The widespread nature of cinema has changed the course of other media as well. MuLuhan gives the example of literary forms, in the sense than a writer no longer has to express what a film can do. => symbolism

He also mentions the relationship between theater and the cinema, saying that the illusions of theatre are less believable than the ones created by film.

However, I would like to mention that in the beginning, cinema was very much like theatre. It is also interesting to think about how the moving image influenced theatre today.

“The stage and TV can make do with very rough approximations, because they offer an image of low definition that evades detailed scrutiny.” (p. 288)

  • Thoughts are like editing, like cuts and jump cuts, like POV shots.

“Yet film and the stream of consciousness alike seemed to provide a deeply desired release from the mechanical world of increasing standardization and uniformity.”

  • But film editing has also give new possibilities to the human mind, such as the bird’s eye view, extreme close-ups, and the possibility to see things from impossible perspectives to the human body.
  • Cinema has expanded and changed the possibilities and perceptions of the human body

McLuhan, in his visionary theories anticipated that the movie theatre and the TV will be constantly present in our pockets…

“At the present time, film is still in its manuscript phase, as it were; shortly it will, under TV pressure, go into its portable, accessible, printed book phase. Soon everyone will be able to have a small, inexpensive­ film projector that plays an 8-mm sound cartridge as if on a TV screen.” (291)

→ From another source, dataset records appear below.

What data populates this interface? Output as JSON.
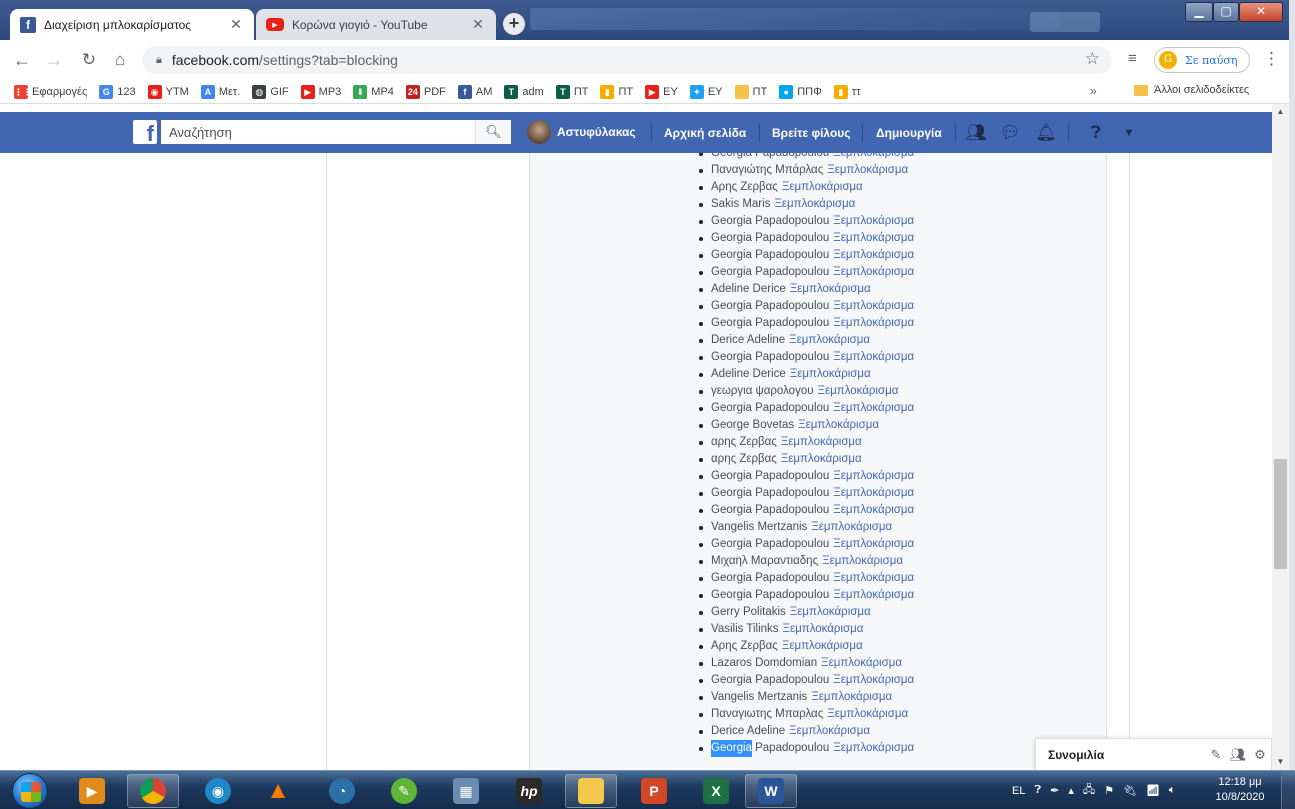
{
  "browser": {
    "tabs": [
      {
        "title": "Διαχείριση μπλοκαρίσματος",
        "favicon": "facebook-icon",
        "close": "✕"
      },
      {
        "title": "Κορώνα γιογιό - YouTube",
        "favicon": "youtube-icon",
        "close": "✕"
      }
    ],
    "new_tab": "+",
    "url_host": "facebook.com",
    "url_path": "/settings?tab=blocking",
    "profile_status": "Σε παύση",
    "profile_initial": "G"
  },
  "bookmarks": [
    {
      "label": "Εφαρμογές",
      "icon": "apps-grid-icon",
      "color": "#ea4335"
    },
    {
      "label": "123",
      "icon": "google-icon",
      "color": "#4285f4"
    },
    {
      "label": "YTM",
      "icon": "youtube-music-icon",
      "color": "#e62117"
    },
    {
      "label": "Μετ.",
      "icon": "translate-icon",
      "color": "#4285f4"
    },
    {
      "label": "GIF",
      "icon": "globe-icon",
      "color": "#3c4043"
    },
    {
      "label": "MP3",
      "icon": "youtube-icon",
      "color": "#e62117"
    },
    {
      "label": "MP4",
      "icon": "download-icon",
      "color": "#34a853"
    },
    {
      "label": "PDF",
      "icon": "pdf24-icon",
      "color": "#c5221f"
    },
    {
      "label": "AM",
      "icon": "facebook-icon",
      "color": "#3b5998"
    },
    {
      "label": "adm",
      "icon": "tt-icon",
      "color": "#0d5c4a"
    },
    {
      "label": "ΠΤ",
      "icon": "tt-icon",
      "color": "#0d5c4a"
    },
    {
      "label": "ΠΤ",
      "icon": "analytics-icon",
      "color": "#f9ab00"
    },
    {
      "label": "ΕΥ",
      "icon": "youtube-icon",
      "color": "#e62117"
    },
    {
      "label": "ΕΥ",
      "icon": "twitter-icon",
      "color": "#1da1f2"
    },
    {
      "label": "ΠΤ",
      "icon": "folder-icon",
      "color": "#f6c04a"
    },
    {
      "label": "ΠΠΦ",
      "icon": "meet-icon",
      "color": "#00a4ef"
    },
    {
      "label": "ττ",
      "icon": "analytics-icon",
      "color": "#f9ab00"
    }
  ],
  "bookmarks_more": "»",
  "bookmarks_other": "Άλλοι σελιδοδείκτες",
  "facebook": {
    "search_placeholder": "Αναζήτηση",
    "profile_name": "Αστυφύλακας",
    "nav_home": "Αρχική σελίδα",
    "nav_find_friends": "Βρείτε φίλους",
    "nav_create": "Δημιουργία"
  },
  "unblock_label": "Ξεμπλοκάρισμα",
  "blocked_users": [
    "Georgia Papadopoulou",
    "Παναγιώτης Μπάρλας",
    "Αρης Ζερβας",
    "Sakis Maris",
    "Georgia Papadopoulou",
    "Georgia Papadopoulou",
    "Georgia Papadopoulou",
    "Georgia Papadopoulou",
    "Adeline Derice",
    "Georgia Papadopoulou",
    "Georgia Papadopoulou",
    "Derice Adeline",
    "Georgia Papadopoulou",
    "Adeline Derice",
    "γεωργια ψαρολογου",
    "Georgia Papadopoulou",
    "George Bovetas",
    "αρης Ζερβας",
    "αρης Ζερβας",
    "Georgia Papadopoulou",
    "Georgia Papadopoulou",
    "Georgia Papadopoulou",
    "Vangelis Mertzanis",
    "Georgia Papadopoulou",
    "Μιχαηλ Μαραντιαδης",
    "Georgia Papadopoulou",
    "Georgia Papadopoulou",
    "Gerry Politakis",
    "Vasilis Tilinks",
    "Αρης Ζερβας",
    "Lazaros Domdomian",
    "Georgia Papadopoulou",
    "Vangelis Mertzanis",
    "Παναγιωτης Μπαρλας",
    "Derice Adeline"
  ],
  "last_user": {
    "highlighted": "Georgia",
    "rest": " Papadopoulou"
  },
  "chat": {
    "label": "Συνομιλία"
  },
  "taskbar": {
    "lang": "EL",
    "time": "12:18 μμ",
    "date": "10/8/2020"
  }
}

McLuhan did point to the fact that TV and cinema will merge, anticipating the boom of streaming programs. He did mention however that TV had a lower quality than the movies, providing realism rather than dreams.

He observes that Hollywood is selling the American dream, bringing the capitalist lifestyle to places it has not been thought of before, implanting dreams of a fake lavish lifestyle (see page 291).

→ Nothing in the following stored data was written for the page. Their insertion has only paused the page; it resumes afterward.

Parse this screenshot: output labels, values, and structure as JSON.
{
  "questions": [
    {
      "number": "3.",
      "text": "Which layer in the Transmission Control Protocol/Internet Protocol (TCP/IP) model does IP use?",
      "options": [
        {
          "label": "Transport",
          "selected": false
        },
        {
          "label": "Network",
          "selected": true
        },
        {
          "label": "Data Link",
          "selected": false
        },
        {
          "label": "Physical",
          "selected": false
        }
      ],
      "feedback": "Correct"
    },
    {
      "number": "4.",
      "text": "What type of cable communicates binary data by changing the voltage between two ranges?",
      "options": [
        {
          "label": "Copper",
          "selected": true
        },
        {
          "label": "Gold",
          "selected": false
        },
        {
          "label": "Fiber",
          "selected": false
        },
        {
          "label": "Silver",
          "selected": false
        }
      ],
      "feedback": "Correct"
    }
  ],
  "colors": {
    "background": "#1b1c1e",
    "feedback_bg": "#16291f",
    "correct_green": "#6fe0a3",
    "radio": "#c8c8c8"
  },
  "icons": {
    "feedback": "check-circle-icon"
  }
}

“It is, therefore, not accidental that the movie has excelled as a medium that offers poor people roles of riches and power beyond the dreams of avarice.” =>  similarities with Keeping up with the Kardashians, The Simple Life, Youtube stars allowing the viewer into every minute of their life, Instagram stories.

Due to the circulation of movies and the growing Hollywood industry, “(…) the American way of life was exported to the entire world in cans.”